ISTANBUL (AP) — Europe's top human rights court in its largest ever judgment ordered Turkey on Monday to pay 90 million euros ($123 million) to Cyprus for its 1974 invasion and the island's subsequent division.
The decision from the European Court of Human Rights said the passage of time did not erase Turkey's responsibility in the case, ruling that Turkey must pay 30 million euros in damages to relatives of those missing in the operations and 60 million euros for "the enclaved Greek-Cypriot residents of the Karpas peninsula."
Hundreds of Greek Cypriots still live in the Karpas peninsula in the northernmost tip of the breakaway Turkish Cypriot part of the island.
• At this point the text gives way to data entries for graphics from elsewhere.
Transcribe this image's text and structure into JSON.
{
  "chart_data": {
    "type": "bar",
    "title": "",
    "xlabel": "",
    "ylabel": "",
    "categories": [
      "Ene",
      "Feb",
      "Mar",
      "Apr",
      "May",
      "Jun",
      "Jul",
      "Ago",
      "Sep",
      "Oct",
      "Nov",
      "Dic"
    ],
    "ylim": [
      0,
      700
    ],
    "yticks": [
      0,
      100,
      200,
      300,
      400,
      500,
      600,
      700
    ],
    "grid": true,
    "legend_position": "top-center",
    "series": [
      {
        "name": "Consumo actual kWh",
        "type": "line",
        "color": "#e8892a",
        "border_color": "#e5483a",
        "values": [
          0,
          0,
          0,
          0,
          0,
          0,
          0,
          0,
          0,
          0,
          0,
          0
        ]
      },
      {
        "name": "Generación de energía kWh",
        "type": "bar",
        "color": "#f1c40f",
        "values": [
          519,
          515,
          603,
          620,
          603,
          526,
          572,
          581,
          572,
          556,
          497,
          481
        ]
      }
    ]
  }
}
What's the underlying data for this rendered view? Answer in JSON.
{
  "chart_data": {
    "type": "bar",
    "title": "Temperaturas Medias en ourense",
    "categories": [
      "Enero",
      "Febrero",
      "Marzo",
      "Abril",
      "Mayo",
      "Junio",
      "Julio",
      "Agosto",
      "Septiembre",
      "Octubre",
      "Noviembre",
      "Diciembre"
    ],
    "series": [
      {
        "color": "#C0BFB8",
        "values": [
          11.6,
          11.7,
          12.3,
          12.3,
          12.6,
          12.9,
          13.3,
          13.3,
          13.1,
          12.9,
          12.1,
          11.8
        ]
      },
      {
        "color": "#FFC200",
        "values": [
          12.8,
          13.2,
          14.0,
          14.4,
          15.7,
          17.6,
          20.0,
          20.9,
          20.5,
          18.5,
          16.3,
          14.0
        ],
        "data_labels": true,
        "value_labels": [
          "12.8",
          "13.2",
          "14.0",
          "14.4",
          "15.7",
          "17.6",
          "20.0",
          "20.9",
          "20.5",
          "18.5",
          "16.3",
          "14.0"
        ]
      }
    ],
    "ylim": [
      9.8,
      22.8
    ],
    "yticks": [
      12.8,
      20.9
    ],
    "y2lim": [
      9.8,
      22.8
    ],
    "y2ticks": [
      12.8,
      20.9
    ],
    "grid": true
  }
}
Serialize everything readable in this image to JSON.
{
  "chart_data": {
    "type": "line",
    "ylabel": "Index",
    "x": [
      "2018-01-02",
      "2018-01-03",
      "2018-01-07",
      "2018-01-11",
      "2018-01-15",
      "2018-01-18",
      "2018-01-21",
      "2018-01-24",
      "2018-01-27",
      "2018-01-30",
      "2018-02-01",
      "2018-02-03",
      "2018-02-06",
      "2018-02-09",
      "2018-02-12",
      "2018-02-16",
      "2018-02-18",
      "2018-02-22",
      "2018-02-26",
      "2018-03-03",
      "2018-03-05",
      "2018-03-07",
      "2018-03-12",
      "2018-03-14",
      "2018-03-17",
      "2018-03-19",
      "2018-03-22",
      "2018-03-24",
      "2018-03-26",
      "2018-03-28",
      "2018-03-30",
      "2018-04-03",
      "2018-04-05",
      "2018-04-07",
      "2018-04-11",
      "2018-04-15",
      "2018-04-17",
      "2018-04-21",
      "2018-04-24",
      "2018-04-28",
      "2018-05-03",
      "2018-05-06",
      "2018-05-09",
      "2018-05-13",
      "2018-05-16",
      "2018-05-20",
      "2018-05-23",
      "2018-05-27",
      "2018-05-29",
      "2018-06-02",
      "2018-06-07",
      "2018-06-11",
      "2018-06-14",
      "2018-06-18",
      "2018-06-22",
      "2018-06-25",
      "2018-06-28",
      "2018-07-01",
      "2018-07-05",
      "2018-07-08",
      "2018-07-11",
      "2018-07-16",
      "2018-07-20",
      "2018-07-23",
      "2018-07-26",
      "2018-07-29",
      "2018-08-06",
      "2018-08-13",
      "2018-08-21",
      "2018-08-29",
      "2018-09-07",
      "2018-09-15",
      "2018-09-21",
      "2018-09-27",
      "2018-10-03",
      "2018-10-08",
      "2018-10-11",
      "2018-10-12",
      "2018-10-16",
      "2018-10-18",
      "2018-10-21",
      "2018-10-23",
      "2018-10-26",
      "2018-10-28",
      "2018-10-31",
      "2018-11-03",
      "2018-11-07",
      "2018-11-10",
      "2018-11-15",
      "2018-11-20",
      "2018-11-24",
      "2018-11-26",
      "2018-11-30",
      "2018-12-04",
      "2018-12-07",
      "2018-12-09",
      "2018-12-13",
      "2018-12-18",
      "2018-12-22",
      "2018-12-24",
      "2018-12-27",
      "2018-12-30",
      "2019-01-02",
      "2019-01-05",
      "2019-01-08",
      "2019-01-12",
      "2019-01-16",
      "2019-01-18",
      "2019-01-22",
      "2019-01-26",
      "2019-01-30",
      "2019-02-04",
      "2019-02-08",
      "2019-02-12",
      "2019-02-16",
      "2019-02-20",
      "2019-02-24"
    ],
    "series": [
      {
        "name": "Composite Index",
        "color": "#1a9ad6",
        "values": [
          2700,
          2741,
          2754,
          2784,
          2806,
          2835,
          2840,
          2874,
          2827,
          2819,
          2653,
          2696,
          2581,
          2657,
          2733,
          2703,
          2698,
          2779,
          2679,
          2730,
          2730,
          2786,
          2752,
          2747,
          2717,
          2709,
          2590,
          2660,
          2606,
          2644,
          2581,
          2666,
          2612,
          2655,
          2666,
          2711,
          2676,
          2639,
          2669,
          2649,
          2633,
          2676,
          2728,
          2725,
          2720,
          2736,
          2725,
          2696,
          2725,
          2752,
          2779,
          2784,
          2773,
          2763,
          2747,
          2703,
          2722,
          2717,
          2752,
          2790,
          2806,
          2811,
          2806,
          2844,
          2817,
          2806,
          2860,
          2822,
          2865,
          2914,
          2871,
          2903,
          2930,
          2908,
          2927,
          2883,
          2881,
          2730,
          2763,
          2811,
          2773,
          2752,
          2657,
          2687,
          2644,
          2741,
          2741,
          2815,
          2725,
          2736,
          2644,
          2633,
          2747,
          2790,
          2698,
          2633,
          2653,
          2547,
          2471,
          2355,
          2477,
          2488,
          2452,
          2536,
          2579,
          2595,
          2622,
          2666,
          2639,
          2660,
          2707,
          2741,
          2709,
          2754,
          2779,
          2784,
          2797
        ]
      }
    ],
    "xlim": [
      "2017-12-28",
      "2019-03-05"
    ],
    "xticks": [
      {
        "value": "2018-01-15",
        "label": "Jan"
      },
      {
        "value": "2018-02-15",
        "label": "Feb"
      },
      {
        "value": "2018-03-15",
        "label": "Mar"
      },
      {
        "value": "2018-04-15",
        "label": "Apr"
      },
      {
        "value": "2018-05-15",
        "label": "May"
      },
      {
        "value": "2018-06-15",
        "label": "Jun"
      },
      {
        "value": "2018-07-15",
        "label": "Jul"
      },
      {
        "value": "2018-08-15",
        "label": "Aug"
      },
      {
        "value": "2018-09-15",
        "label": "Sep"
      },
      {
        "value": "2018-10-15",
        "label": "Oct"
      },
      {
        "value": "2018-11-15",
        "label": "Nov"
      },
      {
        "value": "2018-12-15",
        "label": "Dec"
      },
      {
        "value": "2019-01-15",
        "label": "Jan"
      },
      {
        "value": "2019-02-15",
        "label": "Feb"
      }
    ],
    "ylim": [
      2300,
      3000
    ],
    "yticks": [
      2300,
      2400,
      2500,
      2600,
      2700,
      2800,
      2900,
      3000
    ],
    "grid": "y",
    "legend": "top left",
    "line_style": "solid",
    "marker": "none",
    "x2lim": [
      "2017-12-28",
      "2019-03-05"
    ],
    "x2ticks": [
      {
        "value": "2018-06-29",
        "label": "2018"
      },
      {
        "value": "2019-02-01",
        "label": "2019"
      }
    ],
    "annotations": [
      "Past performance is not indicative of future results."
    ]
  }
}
Cyprus has been divided since Turkey invaded in 1974 after a coup by supporters of union with Greece. Only Turkey recognizes the breakaway Turkish Cypriot state that was proclaimed in the north of the island.
The judgment comes as the Turkish and Greek Cypriot communities are making a new effort to reunite the island.
Speaking ahead of the ruling on Monday, Turkish Foreign Minister Ahmet Davutoglu warned that a judgment against Turkey would come at a delicate time and said that he viewed it as "neither binding nor of any value."
"Not only is it legally problematic, its timing is wrong," Davutoglu said.
Turkey's Foreign Ministry said in a statement that the decision would not detract from Turkey's "determination" to reach a settlement.
Cyprus' government spokesman Nikos Christodoulides hailed the court's decision and called on Turkey to comply immediately.
"Despite the fact that the persecution and hardship that they have endured cannot be measured in money, the Cyprus government welcomes the fact that the court again condemns in this way Turkey's policy of violating the human rights of the enclaved," he said.
The court said it would be up to the government of Cyprus to determine how to award the damages. Turkey has not always complied with the court's rulings.